Protests to save the Archaeology department at Sheffield University Photo: Alistair Tice (uploaded 28/07/2021)
Protests to save the Archaeology department at Sheffield University Photo: Alistair Tice (uploaded 28/07/2021)

Don’t let Tories scrap my degree and others like it

Jo Hall, English Literature student, Sheffield Hallam

Sheffield Hallam University plans to scrap the stand alone English literature course for new entrants in 2023. From then on, it will only be buried in another degree course as a secondary module.

Sheffield Hallam has given no explanation beyond a ‘shake-up’ of how English is taught. This is part of a wider attack on the humanities.

The Tory government is planning new attacks. Universities could face penalties for courses where less than 60% of graduates are in study or professional jobs 15 months after completion.
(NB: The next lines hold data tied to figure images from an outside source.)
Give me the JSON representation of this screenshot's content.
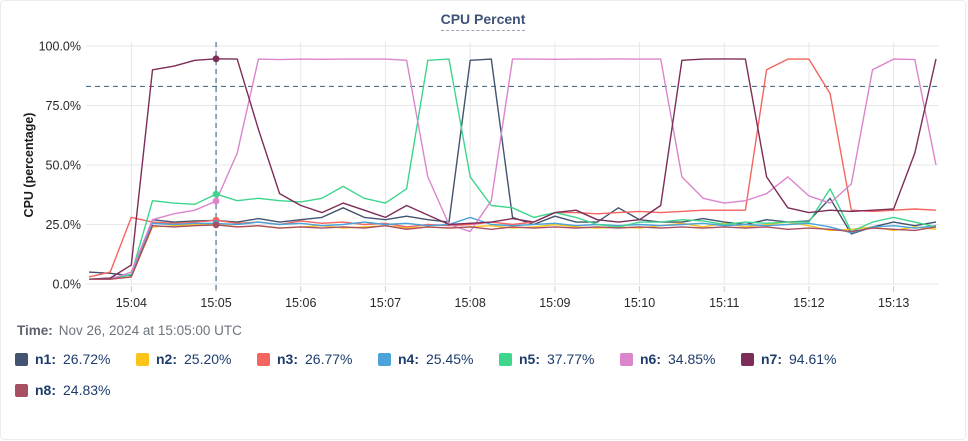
{
  "header": {
    "title": "CPU Percent"
  },
  "time_row": {
    "label": "Time:",
    "value": "Nov 26, 2024 at 15:05:00 UTC"
  },
  "colors": {
    "grid": "#e7e7ea",
    "tick_mark": "#cdd0d4",
    "axis_text": "#26282c",
    "crosshair": "#4d7389",
    "threshold": "#4d7389",
    "title_text": "#3f5378",
    "legend_text": "#1d3c6d"
  },
  "chart_data": {
    "type": "line",
    "title": "CPU Percent",
    "xlabel": "",
    "ylabel": "CPU (percentage)",
    "ylim": [
      0,
      100
    ],
    "grid": true,
    "legend_position": "bottom",
    "y_ticks": [
      {
        "value": 100,
        "label": "100.0%"
      },
      {
        "value": 75,
        "label": "75.0%"
      },
      {
        "value": 50,
        "label": "50.0%"
      },
      {
        "value": 25,
        "label": "25.0%"
      },
      {
        "value": 0,
        "label": "0.0%"
      }
    ],
    "x_start_seconds": 0,
    "x_end_seconds": 600,
    "x_start_time": "15:03:30",
    "sample_interval_seconds": 15,
    "x_ticks": [
      {
        "seconds": 30,
        "label": "15:04"
      },
      {
        "seconds": 90,
        "label": "15:05"
      },
      {
        "seconds": 150,
        "label": "15:06"
      },
      {
        "seconds": 210,
        "label": "15:07"
      },
      {
        "seconds": 270,
        "label": "15:08"
      },
      {
        "seconds": 330,
        "label": "15:09"
      },
      {
        "seconds": 390,
        "label": "15:10"
      },
      {
        "seconds": 450,
        "label": "15:11"
      },
      {
        "seconds": 510,
        "label": "15:12"
      },
      {
        "seconds": 570,
        "label": "15:13"
      }
    ],
    "threshold_percent": 83,
    "crosshair": {
      "seconds": 90,
      "time_label": "15:05:00"
    },
    "series": [
      {
        "name": "n1",
        "legend_label": "n1:",
        "legend_value": "26.72%",
        "color": "#44536f",
        "values": [
          5,
          4.5,
          3.5,
          27,
          26,
          26.5,
          26.72,
          26,
          27.5,
          26,
          27,
          28,
          32,
          28,
          27,
          28.5,
          27,
          26,
          94,
          94.5,
          28,
          25,
          28.5,
          26,
          26,
          32,
          27,
          26,
          26,
          27.5,
          26,
          25,
          27,
          26,
          26.5,
          36,
          21,
          24,
          26,
          24.5,
          26
        ]
      },
      {
        "name": "n2",
        "legend_label": "n2:",
        "legend_value": "25.20%",
        "color": "#fcc419",
        "values": [
          2,
          2,
          3,
          24,
          24.5,
          25,
          25.2,
          24,
          24.5,
          23.5,
          24,
          24.5,
          23.5,
          24,
          24.5,
          23.5,
          24,
          23.5,
          24,
          24.5,
          23.5,
          24,
          25,
          24,
          23.5,
          24,
          23.5,
          24.5,
          25.5,
          24,
          25.5,
          24,
          25,
          26,
          24.5,
          22.5,
          23,
          24,
          22.5,
          24,
          23
        ]
      },
      {
        "name": "n3",
        "legend_label": "n3:",
        "legend_value": "26.77%",
        "color": "#f3655e",
        "values": [
          3,
          5,
          28,
          26,
          25.5,
          26,
          26.77,
          25.5,
          26,
          25,
          26.5,
          25.5,
          26,
          25,
          25.5,
          24,
          25,
          24.5,
          25,
          26,
          25,
          26,
          30,
          30,
          29.5,
          30,
          30.5,
          30,
          30.5,
          31,
          31,
          31,
          90,
          94.5,
          94.5,
          80,
          31,
          30.5,
          31,
          31.5,
          31
        ]
      },
      {
        "name": "n4",
        "legend_label": "n4:",
        "legend_value": "25.45%",
        "color": "#4ba3d9",
        "values": [
          2,
          2.5,
          4,
          25.5,
          25,
          25.5,
          25.45,
          25,
          26,
          25,
          25.5,
          24.5,
          25,
          26,
          25,
          25.5,
          24.5,
          25,
          28,
          25,
          24.5,
          25,
          25.5,
          24.5,
          25,
          24.5,
          25,
          24.5,
          25,
          25.5,
          24.5,
          25,
          24.5,
          25,
          25.5,
          24,
          21.5,
          24,
          24.5,
          23.5,
          24.5
        ]
      },
      {
        "name": "n5",
        "legend_label": "n5:",
        "legend_value": "37.77%",
        "color": "#3dd68c",
        "values": [
          2,
          2,
          4,
          35,
          34,
          33.5,
          37.77,
          35,
          36,
          35,
          34.5,
          36,
          41,
          36,
          34,
          40,
          94,
          94.5,
          45,
          33,
          32,
          28,
          30,
          28,
          25,
          24,
          26,
          26,
          27,
          26.5,
          25,
          26,
          25.5,
          26,
          26,
          40,
          22,
          26,
          28,
          26,
          24
        ]
      },
      {
        "name": "n6",
        "legend_label": "n6:",
        "legend_value": "34.85%",
        "color": "#db85cd",
        "values": [
          2,
          2,
          5,
          27,
          29.5,
          31,
          34.85,
          55,
          94.5,
          94.3,
          94.5,
          94.4,
          94.5,
          94.5,
          94.5,
          94,
          45,
          25,
          22,
          35,
          94.5,
          94.5,
          94.4,
          94.5,
          94.5,
          94.6,
          94.5,
          94.5,
          45,
          36,
          34,
          35,
          38,
          45,
          37,
          34,
          42,
          90,
          94.5,
          94.3,
          50
        ]
      },
      {
        "name": "n7",
        "legend_label": "n7:",
        "legend_value": "94.61%",
        "color": "#7c2d58",
        "values": [
          2,
          2.5,
          8,
          90,
          91.5,
          94,
          94.61,
          94.5,
          65,
          38,
          33,
          30,
          34,
          31,
          28,
          33,
          29,
          25,
          25.5,
          26,
          27.5,
          26,
          30,
          31,
          27,
          26,
          27,
          33,
          94,
          94.5,
          94.6,
          94.5,
          45,
          32,
          30,
          31,
          30.5,
          31,
          31.5,
          55,
          94.6
        ]
      },
      {
        "name": "n8",
        "legend_label": "n8:",
        "legend_value": "24.83%",
        "color": "#a94f64",
        "values": [
          2,
          2,
          3,
          24.5,
          24,
          24.5,
          24.83,
          24,
          24.5,
          23.5,
          24,
          23.5,
          24,
          23.5,
          24.5,
          23,
          24,
          23.5,
          24,
          23,
          24,
          23.5,
          24,
          23.5,
          24,
          23.5,
          24,
          23.5,
          24,
          23.5,
          24,
          23.5,
          24,
          23,
          23.5,
          23,
          22,
          23.5,
          23,
          22.5,
          24
        ]
      }
    ]
  }
}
Dr Mary Peace, an English literature lecturer at Sheffield Hallam, described these cuts as “cultural vandalism… what kind of society will we have if there is no place for people from all social classes and backgrounds to have the chance to read and think?”

The Tories’ Office for Students has threatened to cut funding for ‘low-value’ courses. By ‘value’, they mean what matters to the capitalists.

We face real dangers to education. Limited academic freedom is under attack, with the government’s focus on ‘financial return’. They want to keep the next generation right where they can.

Assault on poor students

This is an assault on working-class arts. Just over 40% of Hallam students are from poor economic backgrounds.

Michelle Donelan has now resigned as Tory education secretary. But when she was in the Tory government, she said: “Courses that do not lead students on to work or further study fail both the students, who pour their time and effort in, and the taxpayer, who picks up a substantial portion of the cost.”

It is true that graduate work for humanities and arts students is low-paid, with many courses under the Tories’ self-imposed thresholds for beginning to pay back student loans. But that is the fault of private companies as well as the government failing to create decent jobs.

Donelan claims certain courses will inevitably result in underemployment. However, it is only inevitable under one context: capitalism, which Donelan and peers want to protect.

The Tory government isn’t interested in education but, rather, what education can do for them – streamlining people into profit-making industries. The Tories don’t want the arts to be for us, despite it often being made by us. They want to keep it an elite pastime, not a legitimate working-class livelihood.